**Aim:** To construct the Decision tree using the training data sets under supervised learning concept.

**Program:** Write a program to demonstrate the working of the decision tree based ID3 algorithm. Use an appropriate data set for building the decision tree and apply this knowledge to classify a new sample.

In [3]:
import csv
from math import log2

def get_data(file):
    with open(file) as csv_file:
        csv_reader = csv.reader(csv_file)
        data = list(csv_reader)
        for line in data:
            print(line)
    return data[1:], data[0]

def entropy(data):
    outcomes = [row[-1] for row in data]
    probs = [outcomes.count(value) / len(outcomes) for value in set(outcomes)]
    return -sum(p * log2(p) for p in probs)

def split_data(data, attr):
    values = set(row[attr] for row in data)
    return [[row for row in data if row[attr] == value] for value in values]

def best_attribute(data):
    base_entropy = entropy(data)
    gain = [(base_entropy - sum((len(subset) / len(data)) * entropy(subset) for subset in split_data(data, attr)), attr) 
            for attr in range(len(data[0]) - 1)]
    return max(gain)[1]

def decision_tree(data, labels):
    outcomes = [row[-1] for row in data]
    if outcomes.count(outcomes[0]) == len(outcomes):
        return outcomes[0]
    
    attr = best_attribute(data)
    tree = {labels[attr]: {}}

    for value in set(row[attr] for row in data):
        sub_labels = labels[:attr] + labels[attr+1:]
        sub_data = [row[:attr] + row[attr+1:] for row in data if row[attr] == value]
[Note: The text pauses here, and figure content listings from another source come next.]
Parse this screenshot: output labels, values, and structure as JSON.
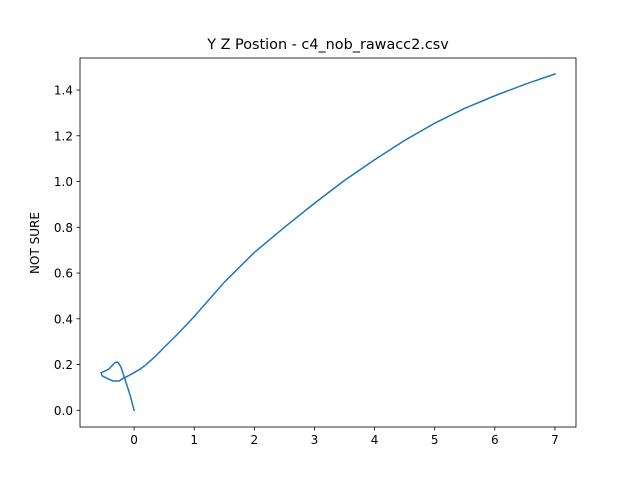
{
  "chart_data": {
    "type": "line",
    "title": "Y Z Postion - c4_nob_rawacc2.csv",
    "xlabel": "",
    "ylabel": "NOT SURE",
    "xlim": [
      -0.9,
      7.35
    ],
    "ylim": [
      -0.073,
      1.54
    ],
    "xticks": [
      0,
      1,
      2,
      3,
      4,
      5,
      6,
      7
    ],
    "yticks": [
      0.0,
      0.2,
      0.4,
      0.6,
      0.8,
      1.0,
      1.2,
      1.4
    ],
    "xtick_labels": [
      "0",
      "1",
      "2",
      "3",
      "4",
      "5",
      "6",
      "7"
    ],
    "ytick_labels": [
      "0.0",
      "0.2",
      "0.4",
      "0.6",
      "0.8",
      "1.0",
      "1.2",
      "1.4"
    ],
    "grid": false,
    "series": [
      {
        "color": "#1f77b4",
        "x": [
          0.0,
          -0.06,
          -0.12,
          -0.17,
          -0.22,
          -0.27,
          -0.31,
          -0.35,
          -0.42,
          -0.5,
          -0.55,
          -0.53,
          -0.45,
          -0.35,
          -0.25,
          -0.18,
          -0.1,
          0.0,
          0.1,
          0.2,
          0.35,
          0.5,
          0.75,
          1.0,
          1.5,
          2.0,
          2.5,
          3.0,
          3.5,
          4.0,
          4.5,
          5.0,
          5.5,
          6.0,
          6.5,
          7.0
        ],
        "y": [
          0.0,
          0.06,
          0.11,
          0.15,
          0.19,
          0.21,
          0.21,
          0.2,
          0.18,
          0.17,
          0.165,
          0.15,
          0.14,
          0.128,
          0.128,
          0.14,
          0.15,
          0.165,
          0.18,
          0.2,
          0.235,
          0.275,
          0.34,
          0.41,
          0.56,
          0.69,
          0.8,
          0.905,
          1.005,
          1.095,
          1.18,
          1.255,
          1.32,
          1.375,
          1.425,
          1.47
        ]
      }
    ]
  }
}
        tree[labels[attr]][value] = decision_tree(sub_data, sub_labels)
        
    return tree

data, labels = get_data("id3.csv")
tree = decision_tree(data, labels)
print("\nDecision Tree:", tree)

['Outlook', 'Temperature', 'Humidity', 'Wind', 'PlayTennis']
['sunny', 'hot', 'high', 'weak', 'no']
['sunny', 'hot', 'high', 'strong', 'no']
['overcast', 'hot', 'high', 'weak', 'yes']
['rain', 'mild', 'high', 'weak', 'yes']
['rain', 'cool', 'normal', 'weak', 'yes']
['rain', 'cool', 'normal', 'strong', 'no']
['overcast', 'cool', 'normal', 'strong', 'yes']
['sunny', 'mild', 'high', 'weak', 'no']
['sunny', 'cool', 'normal', 'weak', 'yes']
['rain', 'mild', 'normal', 'weak', 'yes']
['sunny', 'mild', 'normal', 'strong', 'yes']
['overcast', 'mild', 'high', 'strong', 'yes']
['overcast', 'hot', 'normal', 'weak', 'yes']
['rain', 'mild', 'high', 'strong', 'no']

Decision Tree: {'Outlook': {'rain': {'Wind': {'weak': 'yes', 'strong': 'no'}}, 'overcast': 'yes', 'sunny': {'Humidity': {'normal': 'yes', 'high': 'no'}}}}


### 1. What is the ID3 algorithm?

The ID3 algorithm is a decision tree learning algorithm that uses entropy and information gain to select the best attribute for splitting the data at each node.
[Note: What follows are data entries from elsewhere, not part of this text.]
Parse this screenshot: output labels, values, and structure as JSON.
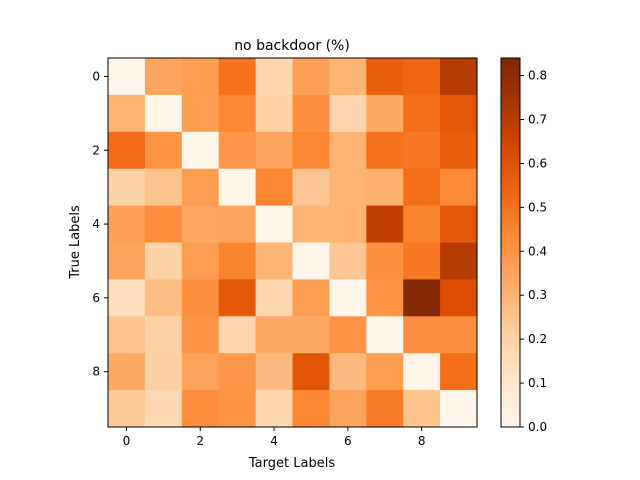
{
  "chart_data": {
    "type": "heatmap",
    "title": "no backdoor (%)",
    "xlabel": "Target Labels",
    "ylabel": "True Labels",
    "x_ticks": [
      0,
      2,
      4,
      6,
      8
    ],
    "y_ticks": [
      0,
      2,
      4,
      6,
      8
    ],
    "colorbar_ticks": [
      "0.0",
      "0.1",
      "0.2",
      "0.3",
      "0.4",
      "0.5",
      "0.6",
      "0.7",
      "0.8"
    ],
    "vmin": 0.0,
    "vmax": 0.84,
    "colormap": "Oranges",
    "grid": false,
    "values": [
      [
        0.0,
        0.35,
        0.37,
        0.5,
        0.18,
        0.36,
        0.3,
        0.56,
        0.53,
        0.7
      ],
      [
        0.3,
        0.0,
        0.37,
        0.44,
        0.2,
        0.41,
        0.18,
        0.33,
        0.51,
        0.58
      ],
      [
        0.52,
        0.4,
        0.0,
        0.39,
        0.35,
        0.44,
        0.3,
        0.5,
        0.48,
        0.56
      ],
      [
        0.2,
        0.25,
        0.37,
        0.0,
        0.44,
        0.24,
        0.3,
        0.31,
        0.51,
        0.43
      ],
      [
        0.36,
        0.42,
        0.34,
        0.35,
        0.0,
        0.3,
        0.3,
        0.68,
        0.45,
        0.58
      ],
      [
        0.35,
        0.2,
        0.37,
        0.45,
        0.3,
        0.0,
        0.24,
        0.41,
        0.48,
        0.7
      ],
      [
        0.15,
        0.27,
        0.41,
        0.58,
        0.18,
        0.37,
        0.0,
        0.4,
        0.82,
        0.61
      ],
      [
        0.25,
        0.2,
        0.4,
        0.18,
        0.33,
        0.33,
        0.4,
        0.0,
        0.41,
        0.41
      ],
      [
        0.33,
        0.21,
        0.35,
        0.39,
        0.28,
        0.59,
        0.28,
        0.37,
        0.0,
        0.51
      ],
      [
        0.23,
        0.17,
        0.42,
        0.4,
        0.18,
        0.44,
        0.35,
        0.47,
        0.25,
        0.0
      ]
    ]
  }
}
### 2. How is entropy calculated in this code?

Entropy is calculated by summing up `-p * log2(p)` for each probability `p` of the unique outcomes in the dataset, representing the uncertainty in the data.

### 3. What does information gain represent in decision tree algorithms?
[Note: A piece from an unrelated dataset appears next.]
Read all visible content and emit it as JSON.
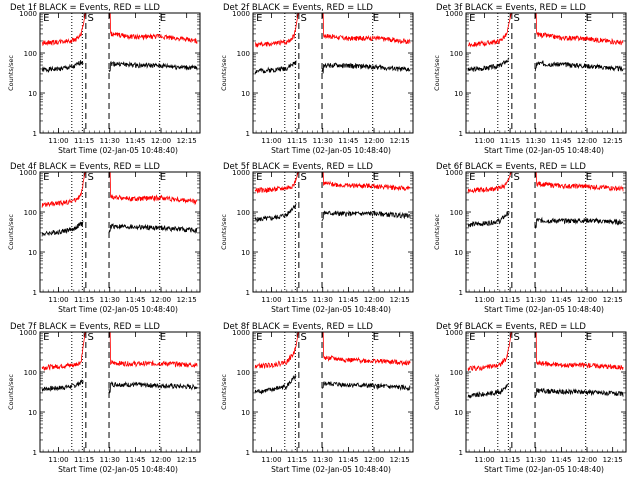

Information gain measures the reduction in entropy or uncertainty when a dataset is split on an attribute. It helps in choosing the attribute that best separates the data.

### 4. Why does the `decision_tree` function check if all outcomes are the same before splitting?

If all outcomes are the same, it means that the data is pure, and there's no need for further splitting, allowing the function to return a leaf node with that outcome.

### 5. What happens when the dataset is split on an attribute?

When the dataset is split on an attribute, it is divided into subsets, each containing rows where the attribute has the same value. The decision tree then branches accordingly.

### 6. Why do we remove an attribute from the label list after splitting the data on it?

We remove the attribute to avoid re-splitting the data on the same attribute, ensuring that the decision tree progresses and does not revisit the same decision point.

### 7. What are the limitations of the ID3 algorithm?

The ID3 algorithm tends to favor attributes with more levels (values), which may lead to overfitting. It also assumes that the data is categorical and does not handle continuous attributes without modification.